Sunday, July 28, 2013


Viruses can be found everywhere. However viruses are not living. Theses organisms are not living but as soon as they find a host they become active. Viruses are very interesting in that they only stick to things that they know. For instance plant viruses only affect plants and animal viruses only affect animals. Viruses are very small. They can be up to 10,000 times smaller than bacteria, or about one millionth of an inch. They are made up of a collection of genetic material encased in protein called capsid. Sometimes the capsid are covered by more proteins, lipids, and carbohydrates that might have spikes to help the viruses attach to host cells. This picture shows the different layers that are possible on a virus.

Viruses enter the body through the nose, mouth,  through your skin, or any opening in the body and they find a cell to be their host. So this why when somebody sneezes near you, you then get the virus, because the virus from their sneeze then goes in your nose or onto your skin. Once the virus gets inside the cell it makes a new virus and leaves that cell to go to contaminate other healthy cells in the body. When the virus leaves the cells it can leave in two ways. The first way is to break the host cell open, in this situation it destroys the host cell. The other way the virus can get out is to pinch out from the cell membrane, in this situation the host cell does not get destroyed. Either way the virus leaves it is still affecting the healthy cell and this is how viruses make you sick because they ruin the healthy cells. Doctors have made vaccines to prevent viruses because antibiotics do not get rid of viruses but some can stop them from spreading. So it is very hard to get rid of viruses. Sometimes they leave the body within a few weeks and other times they stay for years or even a lifetime. So since it is so hard to get rid of viruses the best thing to do is to prevent them. The first step in preventing viruses is good hygiene. The other way of prevention is vaccines. A vaccine is a small dose of the actual virus to get the body to build antibodies to fight against the specific germ. Some people also use home remedies to get rid of viruses or to prevent them. Most people are willing to do whatever it takes to get rid of viruses or to prevent them since they are so hard to get rid of and can become something very serious.


  1. You mention that viruses stick to what they know. I believe this generally holds true even within the animal kingdom and humans. However, I know that recently there have been issues with the avian flu because it has started to spread from birds to humans. Did you read anything on why this might be happening?

  2. Thats a good thought Stefanie. I have always struggled with why a vaccine for HIV has not yet been made. I would imagine it is because the virus is so strong, the body has a difficult time making antibodies to fight it. At the same time, many of the other vaccines we have today are for dieseases that were just as deadly at one point in time. Something that might be iterresting to look into.

  3. Viruses typically specialize on one species and evolve to not kill that species, since the best strategy for the virus to spread is to keep you alive and sneezing on your fellow species members. But when viruses do hop to a new species this relationship breaks down and the virus can be very deadly. This is why cases like the avian flu or past swine flu outbreaks can be very dangerous.
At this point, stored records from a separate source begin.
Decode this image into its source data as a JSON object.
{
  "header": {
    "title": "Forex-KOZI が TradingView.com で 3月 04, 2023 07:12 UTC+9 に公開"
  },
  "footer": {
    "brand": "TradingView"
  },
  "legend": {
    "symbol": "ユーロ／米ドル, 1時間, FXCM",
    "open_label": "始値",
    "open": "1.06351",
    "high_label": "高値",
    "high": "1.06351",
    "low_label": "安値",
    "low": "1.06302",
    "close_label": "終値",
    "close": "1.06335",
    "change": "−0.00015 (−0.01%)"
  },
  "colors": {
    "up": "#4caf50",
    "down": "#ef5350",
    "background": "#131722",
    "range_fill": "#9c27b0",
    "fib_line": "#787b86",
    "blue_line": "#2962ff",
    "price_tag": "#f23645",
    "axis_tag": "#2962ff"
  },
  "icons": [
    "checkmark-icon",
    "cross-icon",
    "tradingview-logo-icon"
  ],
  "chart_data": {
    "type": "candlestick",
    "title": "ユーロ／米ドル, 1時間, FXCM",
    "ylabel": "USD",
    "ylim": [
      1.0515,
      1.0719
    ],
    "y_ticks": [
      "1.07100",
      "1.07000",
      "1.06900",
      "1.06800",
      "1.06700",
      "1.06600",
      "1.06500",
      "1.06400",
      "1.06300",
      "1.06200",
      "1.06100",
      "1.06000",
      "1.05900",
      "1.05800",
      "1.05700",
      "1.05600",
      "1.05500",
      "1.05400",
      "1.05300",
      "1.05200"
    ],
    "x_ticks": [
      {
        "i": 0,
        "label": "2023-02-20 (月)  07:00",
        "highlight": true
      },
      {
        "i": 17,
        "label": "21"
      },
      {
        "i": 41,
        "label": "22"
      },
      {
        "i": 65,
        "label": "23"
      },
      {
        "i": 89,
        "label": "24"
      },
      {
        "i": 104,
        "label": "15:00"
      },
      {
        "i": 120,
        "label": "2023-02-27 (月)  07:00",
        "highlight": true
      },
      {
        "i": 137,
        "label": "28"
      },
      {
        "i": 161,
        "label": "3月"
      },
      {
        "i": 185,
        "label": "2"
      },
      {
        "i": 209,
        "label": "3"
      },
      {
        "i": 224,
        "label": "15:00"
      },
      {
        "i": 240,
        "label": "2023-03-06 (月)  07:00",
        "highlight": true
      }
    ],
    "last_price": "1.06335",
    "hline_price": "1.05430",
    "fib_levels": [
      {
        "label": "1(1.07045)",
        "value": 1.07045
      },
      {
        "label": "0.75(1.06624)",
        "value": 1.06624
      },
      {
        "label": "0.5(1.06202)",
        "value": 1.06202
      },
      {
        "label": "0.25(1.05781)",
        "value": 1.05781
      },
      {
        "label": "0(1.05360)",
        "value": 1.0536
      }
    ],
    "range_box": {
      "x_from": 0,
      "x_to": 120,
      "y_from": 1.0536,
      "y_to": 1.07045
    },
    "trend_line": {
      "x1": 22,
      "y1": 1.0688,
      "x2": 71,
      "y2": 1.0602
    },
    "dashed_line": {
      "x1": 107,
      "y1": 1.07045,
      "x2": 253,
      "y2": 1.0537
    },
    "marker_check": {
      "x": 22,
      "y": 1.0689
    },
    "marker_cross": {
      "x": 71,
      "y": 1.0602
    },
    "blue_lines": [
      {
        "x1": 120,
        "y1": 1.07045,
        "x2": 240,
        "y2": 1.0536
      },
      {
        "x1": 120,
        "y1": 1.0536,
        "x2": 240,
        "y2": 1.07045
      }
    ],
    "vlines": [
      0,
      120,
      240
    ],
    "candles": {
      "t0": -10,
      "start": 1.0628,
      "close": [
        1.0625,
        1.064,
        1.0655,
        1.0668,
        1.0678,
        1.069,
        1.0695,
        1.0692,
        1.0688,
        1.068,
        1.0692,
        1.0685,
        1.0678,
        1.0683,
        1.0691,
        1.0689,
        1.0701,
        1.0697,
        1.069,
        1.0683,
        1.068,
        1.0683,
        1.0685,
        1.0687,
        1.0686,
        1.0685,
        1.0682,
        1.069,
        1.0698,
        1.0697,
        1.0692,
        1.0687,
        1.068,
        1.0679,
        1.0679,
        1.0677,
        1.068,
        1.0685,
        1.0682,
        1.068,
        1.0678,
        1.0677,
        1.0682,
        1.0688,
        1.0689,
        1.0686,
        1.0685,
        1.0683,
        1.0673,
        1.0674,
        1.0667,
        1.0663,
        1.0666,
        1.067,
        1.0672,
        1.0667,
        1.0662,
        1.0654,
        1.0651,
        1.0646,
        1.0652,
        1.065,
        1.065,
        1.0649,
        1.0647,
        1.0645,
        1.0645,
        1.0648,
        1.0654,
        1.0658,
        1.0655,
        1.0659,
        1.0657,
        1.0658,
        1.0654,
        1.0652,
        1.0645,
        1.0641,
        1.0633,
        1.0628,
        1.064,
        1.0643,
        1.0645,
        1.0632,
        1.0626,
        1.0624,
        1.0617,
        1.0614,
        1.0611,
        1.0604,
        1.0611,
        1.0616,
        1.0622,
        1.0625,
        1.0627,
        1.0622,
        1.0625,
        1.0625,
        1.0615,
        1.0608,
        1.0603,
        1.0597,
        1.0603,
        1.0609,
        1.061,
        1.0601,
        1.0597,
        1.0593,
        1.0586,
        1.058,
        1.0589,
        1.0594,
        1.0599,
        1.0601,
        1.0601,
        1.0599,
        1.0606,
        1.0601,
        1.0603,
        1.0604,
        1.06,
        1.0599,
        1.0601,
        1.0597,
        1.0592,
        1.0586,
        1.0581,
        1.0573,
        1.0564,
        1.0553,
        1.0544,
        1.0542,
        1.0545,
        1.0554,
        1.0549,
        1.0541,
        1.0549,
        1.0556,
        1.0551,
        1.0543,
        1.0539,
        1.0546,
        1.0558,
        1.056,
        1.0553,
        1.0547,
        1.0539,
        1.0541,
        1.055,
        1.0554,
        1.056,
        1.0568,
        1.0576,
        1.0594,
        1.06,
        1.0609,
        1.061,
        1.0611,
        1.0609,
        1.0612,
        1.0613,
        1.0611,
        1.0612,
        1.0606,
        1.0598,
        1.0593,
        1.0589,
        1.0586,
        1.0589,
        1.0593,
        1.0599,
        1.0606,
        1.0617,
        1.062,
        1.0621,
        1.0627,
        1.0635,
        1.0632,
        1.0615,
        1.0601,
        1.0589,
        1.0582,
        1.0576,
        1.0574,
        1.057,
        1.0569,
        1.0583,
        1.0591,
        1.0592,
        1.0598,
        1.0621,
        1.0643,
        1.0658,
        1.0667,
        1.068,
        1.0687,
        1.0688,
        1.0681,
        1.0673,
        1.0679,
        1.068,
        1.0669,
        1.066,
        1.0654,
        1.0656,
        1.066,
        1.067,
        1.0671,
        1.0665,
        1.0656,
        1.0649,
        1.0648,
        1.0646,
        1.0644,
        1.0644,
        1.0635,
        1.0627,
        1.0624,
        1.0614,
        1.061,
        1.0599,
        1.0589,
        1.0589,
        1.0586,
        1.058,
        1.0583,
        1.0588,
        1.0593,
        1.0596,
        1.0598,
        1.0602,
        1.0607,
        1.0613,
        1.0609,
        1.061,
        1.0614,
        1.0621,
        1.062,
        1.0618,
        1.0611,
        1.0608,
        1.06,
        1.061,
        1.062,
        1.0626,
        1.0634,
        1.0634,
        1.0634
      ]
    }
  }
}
    The HIV virus mutates and evolves very quickly, so a vaccine that leads to the production of memory B-cells against the virus will stop working as those antibodies will not be able to recognize the outer coat of the virus once it changes. Researchers are trying to identify a part of the HIV structure that is required for infection and does not change, and then target a vaccine against that structure. There have been some promising developments in this area, but so far no vaccine that works.